Far-right politicians are keen to help when Kremlin interests are threatened – as when E.U. parliaments consider legislation on targeted sanctions against foreign officials complicit in corruption and human rights abuses. This is Putin’s biggest worry. Last June, at a parliamentary hearing in Denmark on the Magnitsky Act, Marie Krarup, a legislator from the Danish People’s Party, diligently recited Kremlin talking points. I must admit it was a surreal feeling, as a Russian, to be lectured by a Danish politician in Copenhagen about how great life is under Putin. As Lithuanian parliamentarian Gabrielius Landsbergis observed, he was unsure whether the Russian Embassy had sent its representatives to the hearing, but in any case it didn’t need to.

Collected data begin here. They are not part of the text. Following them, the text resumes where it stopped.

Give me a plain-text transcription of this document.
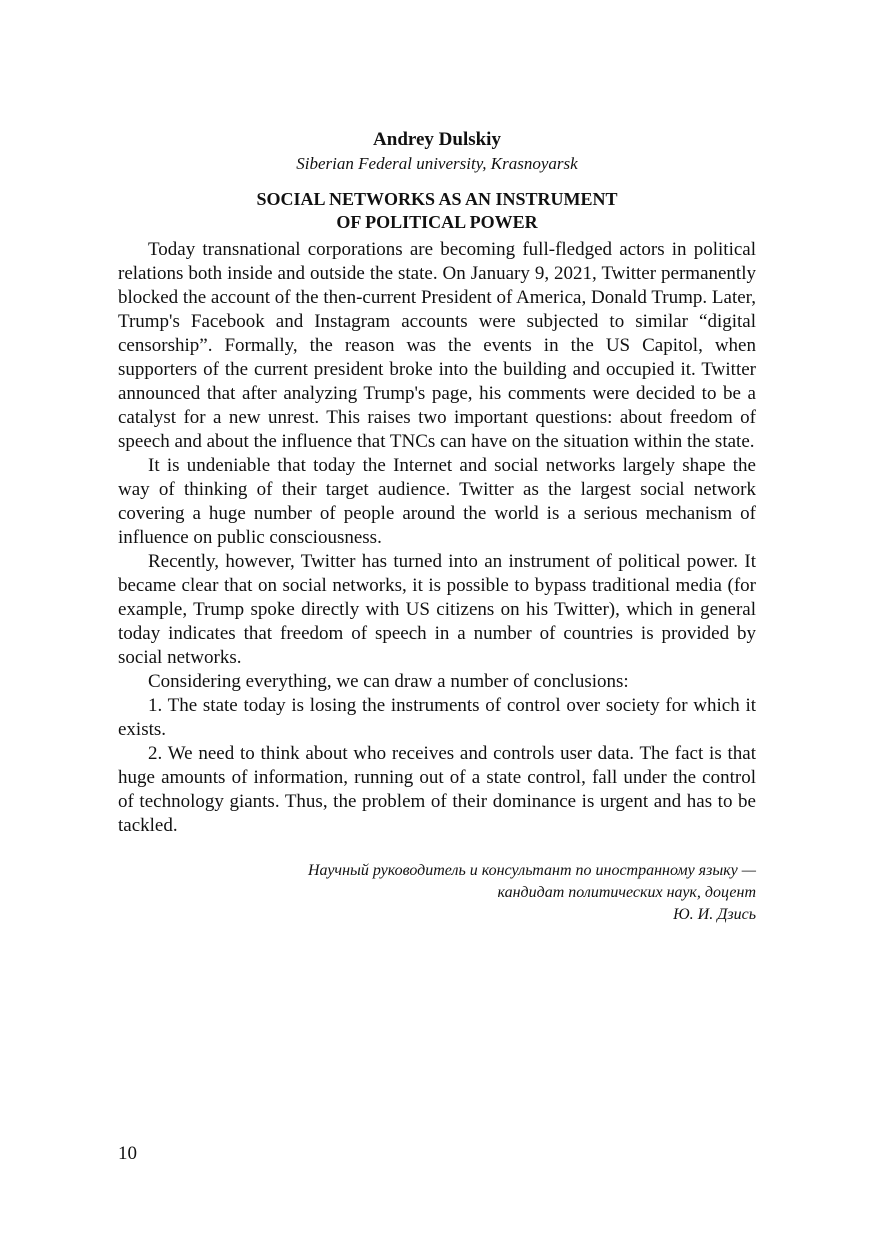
Andrey Dulskiy

Siberian Federal university, Krasnoyarsk

SOCIAL NETWORKS AS AN INSTRUMENT
OF POLITICAL POWER

Today transnational corporations are becoming full-fledged actors in political relations both inside and outside the state. On January 9, 2021, Twitter permanently blocked the account of the then-current President of America, Donald Trump. Later, Trump's Facebook and Instagram accounts were subjected to similar “digital censorship”. Formally, the reason was the events in the US Capitol, when supporters of the current president broke into the building and occupied it. Twitter announced that after analyzing Trump's page, his comments were decided to be a catalyst for a new unrest. This raises two important questions: about freedom of speech and about the influence that TNCs can have on the situation within the state.

It is undeniable that today the Internet and social networks largely shape the way of thinking of their target audience. Twitter as the largest social network covering a huge number of people around the world is a serious mechanism of influence on public consciousness.

Recently, however, Twitter has turned into an instrument of political power. It became clear that on social networks, it is possible to bypass traditional media (for example, Trump spoke directly with US citizens on his Twitter), which in general today indicates that freedom of speech in a number of countries is provided by social networks.

Considering everything, we can draw a number of conclusions:

1. The state today is losing the instruments of control over society for which it exists.

2. We need to think about who receives and controls user data. The fact is that huge amounts of information, running out of a state control, fall under the control of technology giants. Thus, the problem of their dominance is urgent and has to be tackled.

Научный руководитель и консультант по иностранному языку —
кандидат политических наук, доцент
Ю. И. Дзись
10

Earlier this month, it was reported that an investigation conducted by the London-based Dossier Center, along with media outlets from Britain, Germany and Italy, had uncovered documents that point to direct Russian government support for a German lawmaker from Alternative for Germany (AfD), a far-right party that forms the largest opposition group in the Bundestag. A 2017 letter from Pyotr Premyak, a former secret service agent, to Sergei Sokolov, a senior official in Putin’s administration, calls for “support in the election campaign” for AfD candidate Markus Frohnmaier, referring to him as “our own absolutely controlled member of the Bundestag,” should he be elected. He was. And since then he has called for the removal of E.U. sanctions and visited Russian-controlled Crimea and Donbass. (Note: The Dossier Center is financed by Mikhail Khodorkovsky, the Russian political exile who also funds Open Russia, my employer.)
Frohnmaier, predictably, has dismissed the document as a “fake.” While the Kremlin continues under current management, documentary evidence of its support for foreign legislators and political parties is bound to remain contestable and fragmented. In the 1980s, rumors of Soviet financial support for the miners’ strike against then-Prime Minister Margaret Thatcher’s government in Great Britain, or the Kremlin’s close ties with Finland’s Social Democratic Prime Minister Kalevi Sorsa were angrily dismissed as slander — until they were proven by documents found in the former Central Committee archive in 1992. In the end, as they say, the truth will always out.